So Breivik has given us an eyes wide open gaze into the abyss. Chilling isn’t it? Much has been written in the last week about the political atrocity he committed, yet this article in the Sunday Star Times today is equally wrong. Here is why.
Many years ago I recall listening to a BBC correspondent reporting from the war in Kosovo. It was one of those 30min slots which allowed for some real depth. And for the first 15min or so we got depths alright. All these years later and I’ve still heard nothing quite so graphic or disturbing. It detailed what happened when war came to these small towns and villages, when neighbours who’d lived as companions all their lives found themselves and their families on wrong sides at wrong moments.
I’m tempted to go for effect and retell one story that haunts me still, about a girl gang-raped in her own home and what they did with her eyes afterwards. Sometimes you have to think that if us humans had any conscience at all we would collectively and simultaneously simply cease to exist under our cumulative, crushing burden of shame. But that will do.
The crucial question this BBC man asked was this. How was it that these people who had grown up together, had lived, worked, traded and married among each other… could so tragically turn on each other with such venom? How did this happen in a country that while it had it’s problems, like all others, was a by and large quiet, pleasant place to visit and have a nice holiday?

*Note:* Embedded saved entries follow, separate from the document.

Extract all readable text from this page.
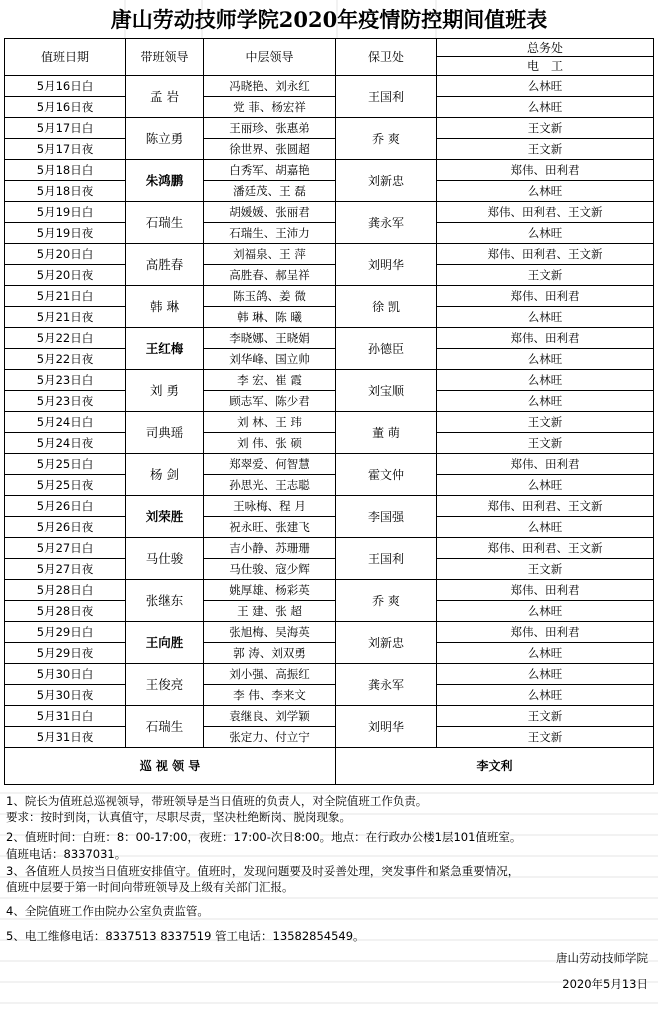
唐山劳动技师学院2020年疫情防控期间值班表
值班日期	带班领导	中层领导	保卫处	总务处
				电　工
5月16日白	孟 岩	冯晓艳、刘永红	王国利	么林旺
5月16日夜		党 菲、杨宏祥		么林旺
5月17日白	陈立勇	王丽珍、张惠弟	乔 爽	王文新
5月17日夜		徐世界、张圆超		王文新
5月18日白	朱鸿鹏	白秀军、胡嘉艳	刘新忠	郑伟、田利君
5月18日夜		潘廷茂、王 磊		么林旺
5月19日白	石瑞生	胡媛媛、张丽君	龚永军	郑伟、田利君、王文新
5月19日夜		石瑞生、王沛力		么林旺
5月20日白	高胜春	刘福泉、王 萍	刘明华	郑伟、田利君、王文新
5月20日夜		高胜春、郝呈祥		王文新
5月21日白	韩 琳	陈玉鸽、姜 微	徐 凯	郑伟、田利君
5月21日夜		韩 琳、陈 曦		么林旺
5月22日白	王红梅	李晓娜、王晓娟	孙德臣	郑伟、田利君
5月22日夜		刘华峰、国立帅		么林旺
5月23日白	刘 勇	李 宏、崔 霞	刘宝顺	么林旺
5月23日夜		顾志军、陈少君		么林旺
5月24日白	司典瑶	刘 林、王 玮	董 萌	王文新
5月24日夜		刘 伟、张 硕		王文新
5月25日白	杨 剑	郑翠爱、何智慧	霍文仲	郑伟、田利君
5月25日夜		孙思光、王志聪		么林旺
5月26日白	刘荣胜	王咏梅、程 月	李国强	郑伟、田利君、王文新
5月26日夜		祝永旺、张建飞		么林旺
5月27日白	马仕骏	吉小静、苏珊珊	王国利	郑伟、田利君、王文新
5月27日夜		马仕骏、寇少辉		王文新
5月28日白	张继东	姚厚雄、杨彩英	乔 爽	郑伟、田利君
5月28日夜		王 建、张 超		么林旺
5月29日白	王向胜	张旭梅、吴海英	刘新忠	郑伟、田利君
5月29日夜		郭 涛、刘双勇		么林旺
5月30日白	王俊亮	刘小强、高振红	龚永军	么林旺
5月30日夜		李 伟、李来文		么林旺
5月31日白	石瑞生	袁继良、刘学颖	刘明华	王文新
5月31日夜		张定力、付立宁		王文新
巡 视 领 导			李文利	
1、院长为值班总巡视领导，带班领导是当日值班的负责人，对全院值班工作负责。
要求：按时到岗，认真值守，尽职尽责，坚决杜绝断岗、脱岗现象。
2、值班时间：白班：8：00-17:00，夜班：17:00-次日8:00。地点：在行政办公楼1层101值班室。
值班电话：8337031。
3、各值班人员按当日值班安排值守。值班时，发现问题要及时妥善处理，突发事件和紧急重要情况，
值班中层要于第一时间向带班领导及上级有关部门汇报。
4、全院值班工作由院办公室负责监管。
5、电工维修电话：8337513 8337519 管工电话：13582854549。
唐山劳动技师学院
2020年5月13日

And the answer he made was the best I have heard yet.
The fact is that there is always evil among us. The psychopaths and misfits, the dysfunctional and the angry who are always capable of these acts. There are a thousand Breiviks lurking at any moment, who’ve sedulously nutured a myriad narrow grievances to justify their hatreds. They are the loners, both physically and metaphorically, who’ve drifted too far away from the rest of us. Human love hasn’t touched them in too long, their souls starved, their egos fed fat with grief, anger and bitterness.
In the normal course of events society holds them in check. The will of the majority acts to suppress and for the very large part prevent their twisted idle fantasies from become real.
But not all times are normal, and all societies have their hidden fault lines. These cracks in the human psyche can be racial, or religious, or economic… but for the most part they lie dormant. Yet they store a dark power… a power that ambitious actors, self-serving political leaders sometimes seek to exploit for their own personal advancement. When the political discourse becomes tainted with this poison, deliberately fed to us … those evil ones at the bottom of society, thrive upon it. Their dark plots, their soaring orgies of death are suddenly, instead of being vile and unacceptable, are now vindicated. And the unacceptable suddenly becomes possible… approved of even. Instead of universal voices of condemnation, you know there are others out there who will believe you died a hero.
Of course no-one necessarily directed Breivik to make these bombs, arm himself and commit slaughter. But his motives for these evil acts were empowered by those who approved of them.
And it only takes one act at the wrong moment, one act of terror that strikes unreasoning fear and loathing into the ordinary people, and these dormant fault lines are activated. The people polarise into mutually suspicious, energetically fearful blocks. One act of terror becomes several, and they feed on each other. Then… and this is the dread thing…. society unzips from the bottom upwards in an unstoppable torrent of death. No-one is exempt, nowhere is safe.
John Key was correct in this particular… this unravelling can happen ahywhere, it is wrong to think little safe NZ is somehow immune.
The lesson we must learn from Breivik is not the one he had in mind. We must learn, as each generation must, that the correct response to terror is to have the courage to face it fully in all its pale dripping ugliness, and to reject the power it seeks to have over us.
The lesson we must learn from Breivik is not the one he had in mind. The correct response to terror is the courage to mourn your losses with dignity, and facing your enemy ask, “Is that the best you can do?” And then patiently seek justice… not vengence.
The lesson we must learn from Breivik is not the one he had in mind. He sought to activate our fault lines. And we must learn to disarm them.
This is why we will not tolerate the injustices of casual sexism, racism, greedy exploitation and callous cruelty, because these acts only feed the subterranian tensions between us. All these non-essential differences must be put aside. There is but one human race, there is but one planet that nutures us, and all the life we share it with.
This is the lesson at the heart of Utoya.